Agricultural show grounds in Perth, Western Australia

The Claremont Showground in Perth, Western Australia, is home to the annual Perth Royal Show. In 1902, 32 acres of land were reserved in Claremont, a suburb of Perth, for a new showground to replace the Guildford Showgrounds. The Royal Agricultural Show, of three days, was first held there in October and November 1905.

==History==

During World War I and World War II, the showgrounds were used to house and train Australian troops.

In 1929, a pavilion and other features were built for the Western Australia Centenary.
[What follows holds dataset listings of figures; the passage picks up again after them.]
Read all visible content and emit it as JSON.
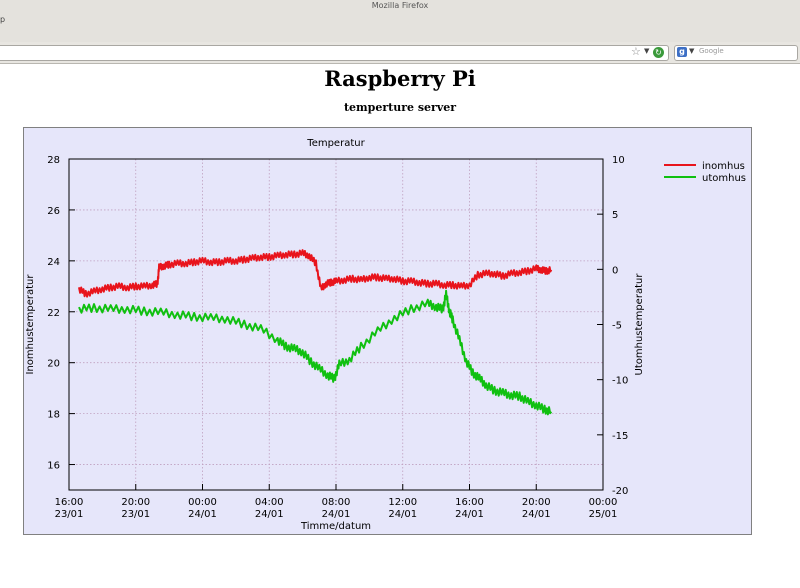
{
  "browser": {
    "window_title": "Mozilla Firefox",
    "edge_mark": "p",
    "search_placeholder": "Google"
  },
  "page": {
    "title": "Raspberry Pi",
    "subtitle": "temperture server"
  },
  "colors": {
    "plot_bg": "#e6e6fa",
    "grid": "#c0a0c0",
    "inomhus": "#e8141c",
    "utomhus": "#10c010"
  },
  "chart_data": {
    "type": "line",
    "title": "Temperatur",
    "xlabel": "Timme/datum",
    "ylabel": "Inomhustemperatur",
    "y2label": "Utomhustemperatur",
    "x_unit": "hours from 23/01 16:00",
    "xlim": [
      0,
      32
    ],
    "ylim": [
      15,
      28
    ],
    "y2lim": [
      -20,
      10
    ],
    "y_ticks": [
      16,
      18,
      20,
      22,
      24,
      26,
      28
    ],
    "y2_ticks": [
      -20,
      -15,
      -10,
      -5,
      0,
      5,
      10
    ],
    "x_ticks": [
      {
        "x": 0,
        "time": "16:00",
        "date": "23/01"
      },
      {
        "x": 4,
        "time": "20:00",
        "date": "23/01"
      },
      {
        "x": 8,
        "time": "00:00",
        "date": "24/01"
      },
      {
        "x": 12,
        "time": "04:00",
        "date": "24/01"
      },
      {
        "x": 16,
        "time": "08:00",
        "date": "24/01"
      },
      {
        "x": 20,
        "time": "12:00",
        "date": "24/01"
      },
      {
        "x": 24,
        "time": "16:00",
        "date": "24/01"
      },
      {
        "x": 28,
        "time": "20:00",
        "date": "24/01"
      },
      {
        "x": 32,
        "time": "00:00",
        "date": "25/01"
      }
    ],
    "grid": true,
    "legend_position": "top-right",
    "series": [
      {
        "name": "inomhus",
        "axis": "left",
        "x": [
          0.6,
          1.0,
          1.5,
          2.0,
          2.5,
          3.0,
          3.5,
          4.0,
          4.5,
          5.0,
          5.3,
          5.4,
          5.7,
          6.0,
          6.5,
          7.0,
          7.5,
          8.0,
          8.5,
          9.0,
          9.5,
          10.0,
          10.5,
          11.0,
          11.5,
          12.0,
          12.5,
          13.0,
          13.5,
          14.0,
          14.4,
          14.8,
          15.1,
          15.4,
          15.7,
          16.0,
          16.5,
          17.0,
          17.5,
          18.0,
          18.5,
          19.0,
          19.5,
          20.0,
          20.5,
          21.0,
          21.5,
          22.0,
          22.5,
          23.0,
          23.5,
          24.0,
          24.5,
          25.0,
          25.5,
          26.0,
          26.5,
          27.0,
          27.5,
          28.0,
          28.3,
          28.6,
          28.9
        ],
        "values": [
          22.9,
          22.7,
          22.8,
          22.9,
          22.95,
          23.0,
          22.95,
          23.0,
          23.0,
          23.05,
          23.1,
          23.75,
          23.8,
          23.85,
          23.9,
          23.9,
          23.95,
          24.0,
          23.95,
          23.95,
          24.0,
          24.0,
          24.05,
          24.1,
          24.15,
          24.15,
          24.2,
          24.25,
          24.25,
          24.3,
          24.2,
          23.9,
          22.9,
          23.1,
          23.15,
          23.2,
          23.25,
          23.3,
          23.25,
          23.35,
          23.35,
          23.3,
          23.3,
          23.2,
          23.2,
          23.15,
          23.1,
          23.1,
          23.05,
          23.05,
          23.0,
          23.05,
          23.45,
          23.5,
          23.5,
          23.4,
          23.5,
          23.55,
          23.6,
          23.7,
          23.65,
          23.6,
          23.65
        ]
      },
      {
        "name": "utomhus",
        "axis": "right",
        "x": [
          0.6,
          1.5,
          2.5,
          3.5,
          4.5,
          5.5,
          6.5,
          7.5,
          8.5,
          9.5,
          10.5,
          11.5,
          12.5,
          13.0,
          13.5,
          14.0,
          14.5,
          15.0,
          15.5,
          15.9,
          16.2,
          16.8,
          17.5,
          18.5,
          19.5,
          20.5,
          21.5,
          22.0,
          22.4,
          22.6,
          22.8,
          23.0,
          23.4,
          23.8,
          24.2,
          24.6,
          25.0,
          25.5,
          26.0,
          26.5,
          27.0,
          27.5,
          28.0,
          28.5,
          28.9
        ],
        "values": [
          -3.6,
          -3.5,
          -3.6,
          -3.6,
          -3.8,
          -3.9,
          -4.1,
          -4.3,
          -4.4,
          -4.5,
          -5.0,
          -5.4,
          -6.4,
          -7.0,
          -7.2,
          -7.5,
          -8.4,
          -9.0,
          -9.6,
          -9.9,
          -8.6,
          -8.2,
          -7.0,
          -5.6,
          -4.4,
          -3.6,
          -3.1,
          -3.4,
          -3.6,
          -2.3,
          -3.8,
          -4.6,
          -6.4,
          -8.3,
          -9.4,
          -9.9,
          -10.5,
          -11.0,
          -11.2,
          -11.4,
          -11.5,
          -12.0,
          -12.3,
          -12.7,
          -12.9
        ]
      }
    ]
  }
}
The Claremont Showground is serviced by a special events railway station on the Fremantle line. Opened on 20 September 1995, it has direct connection with the showgrounds. The original Showgrounds Station, opened in 1954, was located 350 m further east with platforms on either side of the line, and required negotiating road crossings to access the showgrounds.

==Bruce Campbell Arena==
The Bruce Campbell Arena, an enclosed grass field forms the focal point of events at the Showgrounds.

===Speedway===

From 1927 until 2000, the 586 m Claremont Speedway operated on a track around the edge of the arena. Its size made it the largest speedway in weekly operation in a state capital in Australia.

With the closure of Claremont, speedway in Perth moved to the 500 m Perth Motorplex Speedway in Kwinana Beach.

===Australian rules football===
The arena has in the past been used for Australian rules football matches. In the West Australian Football League (WAFL), Perth won its first premiership against East Fremantle there in 1907. They were the original home of Claremont-Cottesloe Football Club in its first year in the WAFL before moving to Claremont Oval in 1927. On 19 March 2005, the venue was used to host a one-off WAFL match between Claremont and West Perth, with Claremont winning in front of 7,812 spectators. Due to redevelopment of Claremont Oval, Claremont used the Showgrounds as its home ground between 2014 and 2016.